While The Tide welcomes this early flood alert by NIHSA, we fear that it may go the way of such previous warnings which were largely unheeded or, at best, treated with passive engagements while opting to employ the usual ad hoc measures when it had become too late for potential victims to reach for higher grounds or even salvage anything of value.
Like the NIHSA boss was said to have advised, governments at all tiers, corporate bodies and individuals should endeavour to avoid the ‘Fire Brigade Approach’ when the rain is already here. Attempts should be made to open up drainages or create drainage paths where none exists.
Also, governments should muster the will to relocate or demolish structures irrespective of their ownership, cost or beauty if such are found to be sited within the flood plains.
To be sure, the Rivers State Government has consistently desilted and expanded major water channels like the Ntawogba and Mini Waja in Port Harcourt before the commencement of every rainy season. We also commend the use of a highly reputed international construction firm in Nigeria to bring lasting solution to the persistent floods at St. John’s Campus Bus Stop, Kaduna Street Flyover (near FRSC), Rumuomasi (near Nigerian Air Force Base) and such other bad spots on the Port Harcourt-Aba Expressway.
We are also not unaware of the current effort by the Rivers State Ministry of Environment to work with the state Legislature toward establishing an emergency response team. What is more, the state’s Waste Management Agency (RIWAMA) has, through its Sole Administrator, Bro Felix Obuah, re-echoed the NIHSA message by urging Rivers residents to clear their drains and water channels before the rains arrive.
However, in the event of any flood disasters, we shall continue to call for the Federal Government and its emergency management outfits to enlist the services of the military as is the practice elsewhere.
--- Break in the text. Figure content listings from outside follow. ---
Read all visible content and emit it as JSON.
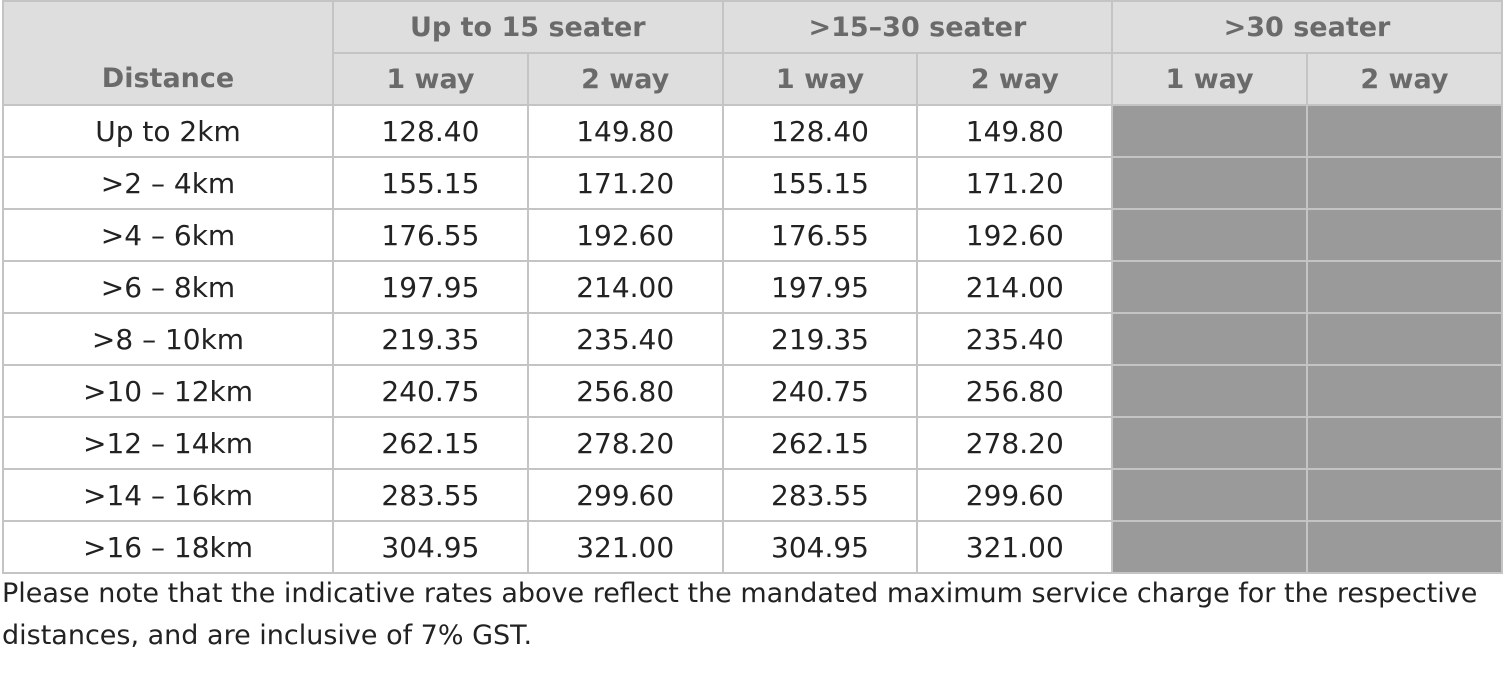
{
  "table": {
    "distance_header": "Distance",
    "groups": [
      "Up to 15 seater",
      ">15–30 seater",
      ">30 seater"
    ],
    "subheaders": [
      "1 way",
      "2 way",
      "1 way",
      "2 way",
      "1 way",
      "2 way"
    ],
    "rows": [
      {
        "distance": "Up to 2km",
        "values": [
          "128.40",
          "149.80",
          "128.40",
          "149.80",
          "",
          ""
        ]
      },
      {
        "distance": ">2 – 4km",
        "values": [
          "155.15",
          "171.20",
          "155.15",
          "171.20",
          "",
          ""
        ]
      },
      {
        "distance": ">4 – 6km",
        "values": [
          "176.55",
          "192.60",
          "176.55",
          "192.60",
          "",
          ""
        ]
      },
      {
        "distance": ">6 – 8km",
        "values": [
          "197.95",
          "214.00",
          "197.95",
          "214.00",
          "",
          ""
        ]
      },
      {
        "distance": ">8 – 10km",
        "values": [
          "219.35",
          "235.40",
          "219.35",
          "235.40",
          "",
          ""
        ]
      },
      {
        "distance": ">10 – 12km",
        "values": [
          "240.75",
          "256.80",
          "240.75",
          "256.80",
          "",
          ""
        ]
      },
      {
        "distance": ">12 – 14km",
        "values": [
          "262.15",
          "278.20",
          "262.15",
          "278.20",
          "",
          ""
        ]
      },
      {
        "distance": ">14 – 16km",
        "values": [
          "283.55",
          "299.60",
          "283.55",
          "299.60",
          "",
          ""
        ]
      },
      {
        "distance": ">16 – 18km",
        "values": [
          "304.95",
          "321.00",
          "304.95",
          "321.00",
          "",
          ""
        ]
      }
    ]
  },
  "note": "Please note that the indicative rates above reflect the mandated maximum service charge for the respective distances, and are inclusive of 7% GST.",
  "colors": {
    "header_bg": "#dedede",
    "header_text": "#6a6a6a",
    "unavailable_cell": "#9a9a9a",
    "border": "#c4c4c4"
  }
}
Apart from soldiers’ expertise in search-and-rescue operations, their helicopters are often used to identify worst affected areas and to either evacuate stranded victims or speedily convey first responders to such marooned persons.
Finally, it is no longer doubtful that climate change, natural disasters and human activities have resulted in environmental disorder across the world. For instance, Indonesia is seriously considering moving her capital from Jakarta to a new city located on higher ground for fear that the current capital is fast sinking below sea level; hence, its perennial flooding.
There are other cities in such situation across the world. We think that, here in Nigeria, the government should commission an expert examination of Lagos, Port Harcourt and the other riparian cities in the country.